GitHub January 28th Incident Report

“Slightly over 25% of our servers and several network devices rebooted as a result. This left our infrastructure in a partially operational state and generated alerts to multiple on-call engineers.”

Incident	#32 at Github on 2016/01/27 by Scott Sanders (Senior Operations Engineer)
Full report	https://github.blog/2016-02-03-january-28th-incident-report/
How it happened	The datacenter experienced a brief disruption in the systems that supply power to the servers and equipment. 25% of servers and several network devices rebooted, leaving the infrastructure in a partially operational state.

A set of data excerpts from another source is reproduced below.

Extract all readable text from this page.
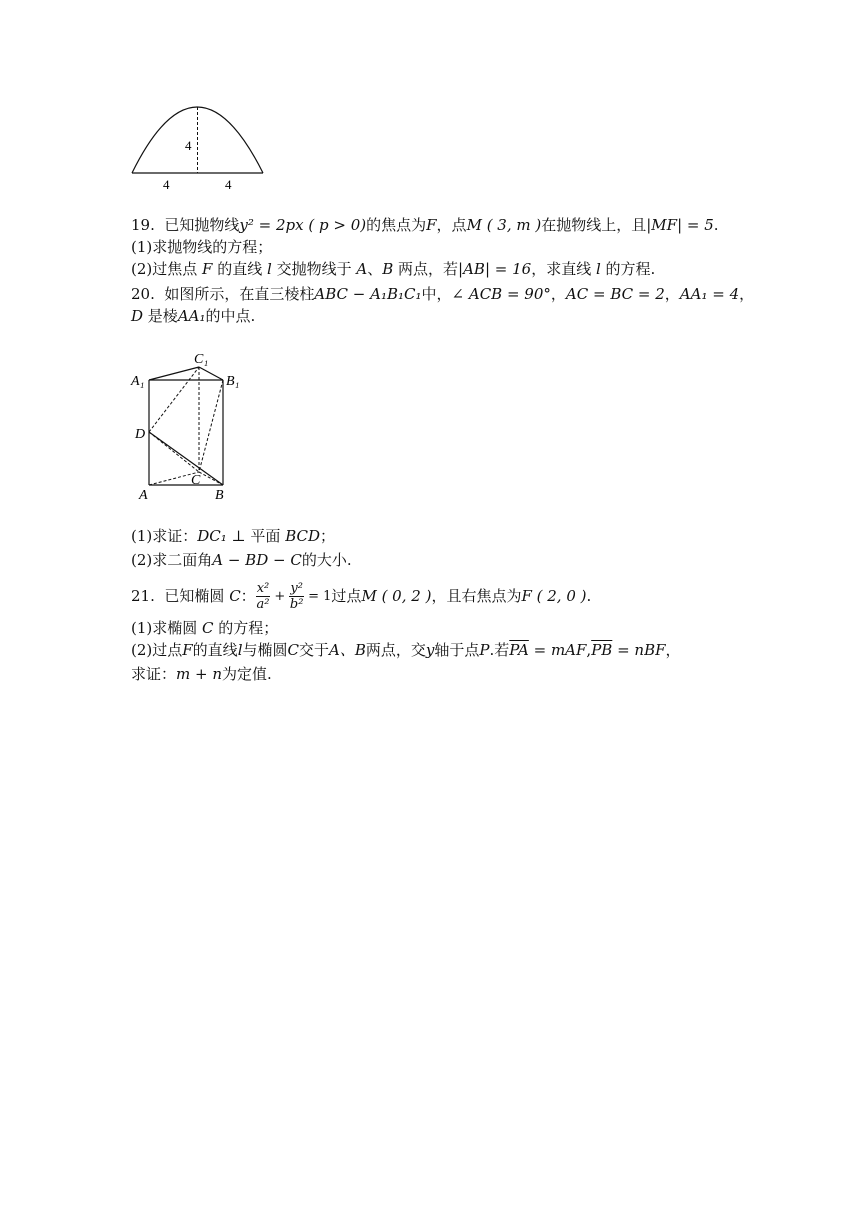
4
4	4
19. 已知抛物线y² = 2px ( p > 0)的焦点为F，点M ( 3, m )在抛物线上，且|MF| = 5.
(1)求抛物线的方程；
(2)过焦点 F 的直线 l 交抛物线于 A、B 两点，若|AB| = 16，求直线 l 的方程.
20. 如图所示，在直三棱柱ABC − A₁B₁C₁中，∠ ACB = 90°，AC = BC = 2，AA₁ = 4，
D 是棱AA₁的中点.
A₁
C₁
B₁
D
C
A	B
(1)求证：DC₁ ⊥ 平面 BCD；
(2)求二面角A − BD − C的大小.
21. 已知椭圆 C： $\frac{\text{x²}}{\text{a²}} + \frac{\text{y²}}{\text{b²}} = 1$过点M ( 0, 2 )，且右焦点为F ( 2, 0 ).
(1)求椭圆 C 的方程；
(2)过点F的直线l与椭圆C交于A、B两点，交y轴于点P.若$\overline{PA} = mAF,\overline{PB}$ = nBF，
求证：m + n为定值.
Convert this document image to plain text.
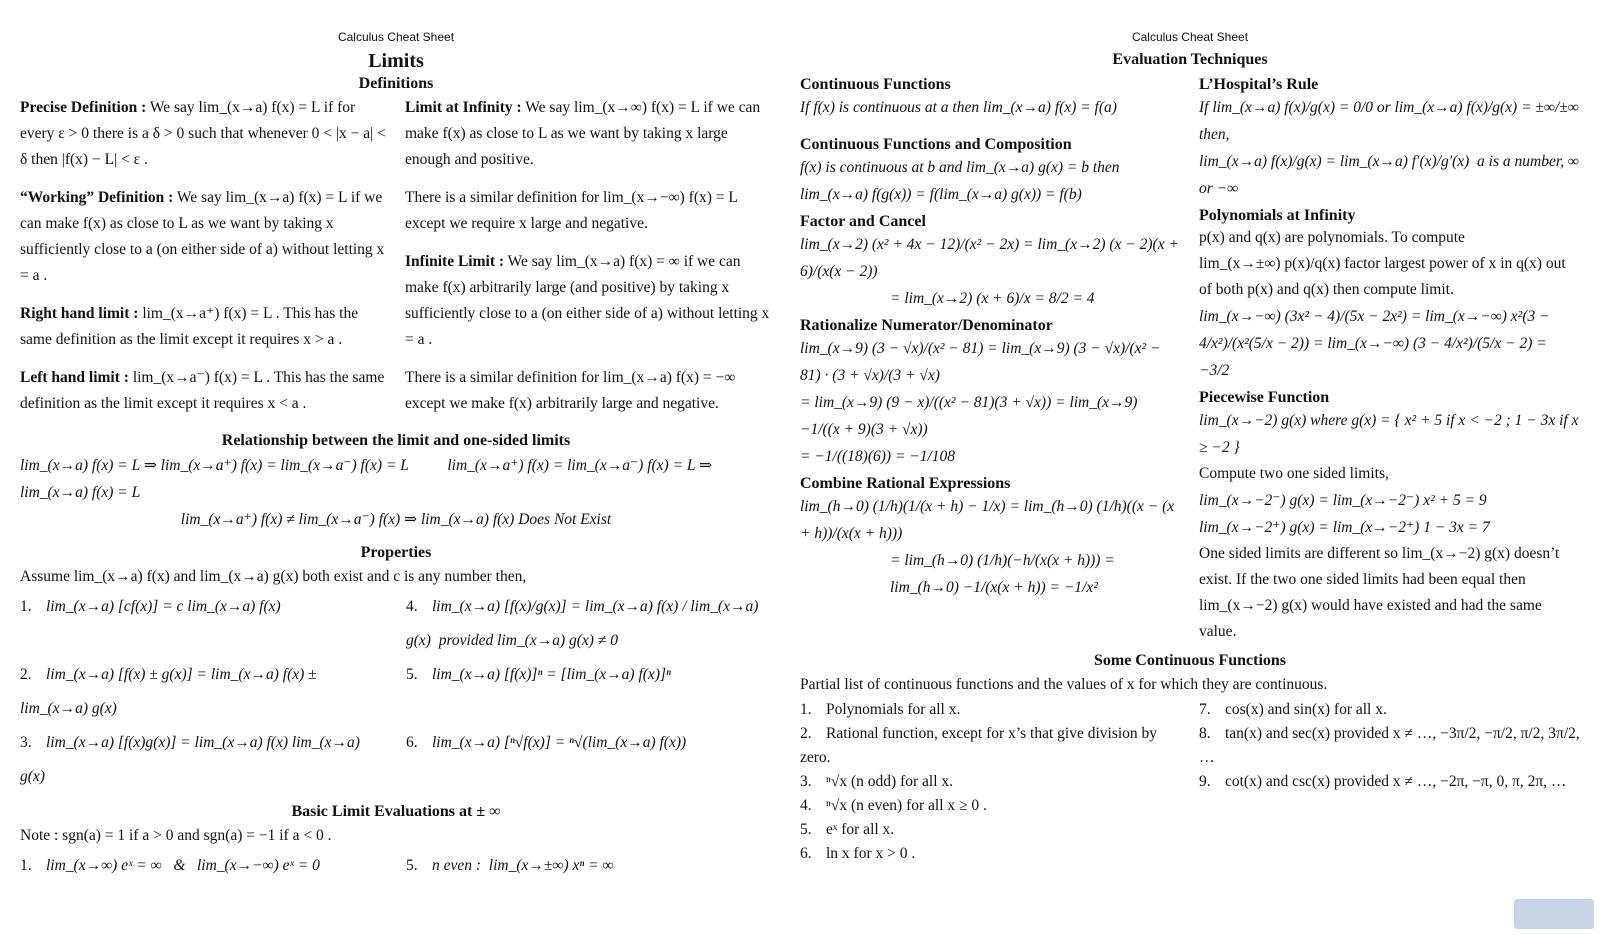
Calculus Cheat Sheet
Limits
Definitions
Precise Definition : We say lim_(x→a) f(x) = L if for every ε > 0 there is a δ > 0 such that whenever 0 < |x − a| < δ then |f(x) − L| < ε .
“Working” Definition : We say lim_(x→a) f(x) = L if we can make f(x) as close to L as we want by taking x sufficiently close to a (on either side of a) without letting x = a .
Right hand limit : lim_(x→a⁺) f(x) = L . This has the same definition as the limit except it requires x > a .
Left hand limit : lim_(x→a⁻) f(x) = L . This has the same definition as the limit except it requires x < a .
Limit at Infinity : We say lim_(x→∞) f(x) = L if we can make f(x) as close to L as we want by taking x large enough and positive.
There is a similar definition for lim_(x→−∞) f(x) = L except we require x large and negative.
Infinite Limit : We say lim_(x→a) f(x) = ∞ if we can make f(x) arbitrarily large (and positive) by taking x sufficiently close to a (on either side of a) without letting x = a .
There is a similar definition for lim_(x→a) f(x) = −∞ except we make f(x) arbitrarily large and negative.
Relationship between the limit and one-sided limits
lim_(x→a) f(x) = L ⇒ lim_(x→a⁺) f(x) = lim_(x→a⁻) f(x) = L          lim_(x→a⁺) f(x) = lim_(x→a⁻) f(x) = L ⇒ lim_(x→a) f(x) = L
lim_(x→a⁺) f(x) ≠ lim_(x→a⁻) f(x) ⇒ lim_(x→a) f(x) Does Not Exist
Properties
Assume lim_(x→a) f(x) and lim_(x→a) g(x) both exist and c is any number then,
1. lim_(x→a) [cf(x)] = c lim_(x→a) f(x)	4. lim_(x→a) [f(x)/g(x)] = lim_(x→a) f(x) / lim_(x→a) g(x)  provided lim_(x→a) g(x) ≠ 0
2. lim_(x→a) [f(x) ± g(x)] = lim_(x→a) f(x) ± lim_(x→a) g(x)
5. lim_(x→a) [f(x)]ⁿ = [lim_(x→a) f(x)]ⁿ
3. lim_(x→a) [f(x)g(x)] = lim_(x→a) f(x) lim_(x→a) g(x)
6. lim_(x→a) [ⁿ√f(x)] = ⁿ√(lim_(x→a) f(x))
Basic Limit Evaluations at ± ∞
Note : sgn(a) = 1 if a > 0 and sgn(a) = −1 if a < 0 .
1. lim_(x→∞) eˣ = ∞   &   lim_(x→−∞) eˣ = 0	5. n even :  lim_(x→±∞) xⁿ = ∞
Calculus Cheat Sheet
Evaluation Techniques
Continuous Functions
If f(x) is continuous at a then lim_(x→a) f(x) = f(a)
Continuous Functions and Composition
f(x) is continuous at b and lim_(x→a) g(x) = b then
lim_(x→a) f(g(x)) = f(lim_(x→a) g(x)) = f(b)
Factor and Cancel
lim_(x→2) (x² + 4x − 12)/(x² − 2x) = lim_(x→2) (x − 2)(x + 6)/(x(x − 2))
= lim_(x→2) (x + 6)/x = 8/2 = 4
Rationalize Numerator/Denominator
lim_(x→9) (3 − √x)/(x² − 81) = lim_(x→9) (3 − √x)/(x² − 81) · (3 + √x)/(3 + √x)
= lim_(x→9) (9 − x)/((x² − 81)(3 + √x)) = lim_(x→9) −1/((x + 9)(3 + √x))
= −1/((18)(6)) = −1/108
Combine Rational Expressions
lim_(h→0) (1/h)(1/(x + h) − 1/x) = lim_(h→0) (1/h)((x − (x + h))/(x(x + h)))
= lim_(h→0) (1/h)(−h/(x(x + h))) = lim_(h→0) −1/(x(x + h)) = −1/x²
L’Hospital’s Rule
If lim_(x→a) f(x)/g(x) = 0/0 or lim_(x→a) f(x)/g(x) = ±∞/±∞ then,
lim_(x→a) f(x)/g(x) = lim_(x→a) f′(x)/g′(x)  a is a number, ∞ or −∞
Polynomials at Infinity
p(x) and q(x) are polynomials. To compute
lim_(x→±∞) p(x)/q(x) factor largest power of x in q(x) out
of both p(x) and q(x) then compute limit.
lim_(x→−∞) (3x² − 4)/(5x − 2x²) = lim_(x→−∞) x²(3 − 4/x²)/(x²(5/x − 2)) = lim_(x→−∞) (3 − 4/x²)/(5/x − 2) = −3/2
Piecewise Function
lim_(x→−2) g(x) where g(x) = { x² + 5 if x < −2 ; 1 − 3x if x ≥ −2 }
Compute two one sided limits,
lim_(x→−2⁻) g(x) = lim_(x→−2⁻) x² + 5 = 9
lim_(x→−2⁺) g(x) = lim_(x→−2⁺) 1 − 3x = 7
One sided limits are different so lim_(x→−2) g(x) doesn’t exist. If the two one sided limits had been equal then lim_(x→−2) g(x) would have existed and had the same value.
Some Continuous Functions
Partial list of continuous functions and the values of x for which they are continuous.
1. Polynomials for all x.
2. Rational function, except for x’s that give division by zero.
3. ⁿ√x (n odd) for all x.
4. ⁿ√x (n even) for all x ≥ 0 .
5. eˣ for all x.
6. ln x for x > 0 .
7. cos(x) and sin(x) for all x.
8. tan(x) and sec(x) provided x ≠ …, −3π/2, −π/2, π/2, 3π/2, …
9. cot(x) and csc(x) provided x ≠ …, −2π, −π, 0, π, 2π, …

Reboots of some machine types failed (due to physical drives not being recognized) and some application processes would not start because Redis clusters were unavailable.
Architecture	Datacenter with servers running applications with dependencies on Redis clusters.
Technologies	Redis
Root cause	Power disruption to database; a known firmware issue prevented machines from recognizing their own drives after power-cycle; and some application processes (unnecessarily) depend on Redis for starting up.
Failure	Sever machines would not boot after power-cycle; Redis clusters were unavailable; and application processes failed to (re)start.
Impact	Applications began serving HTTP 503 repsonses to users.
Mitigation	Repaired servers that would not boot by removing residual static electricity (aka "flea power"); rebuilt Redis clusters on alternate hardware (ie, restoring data onto standby equipment).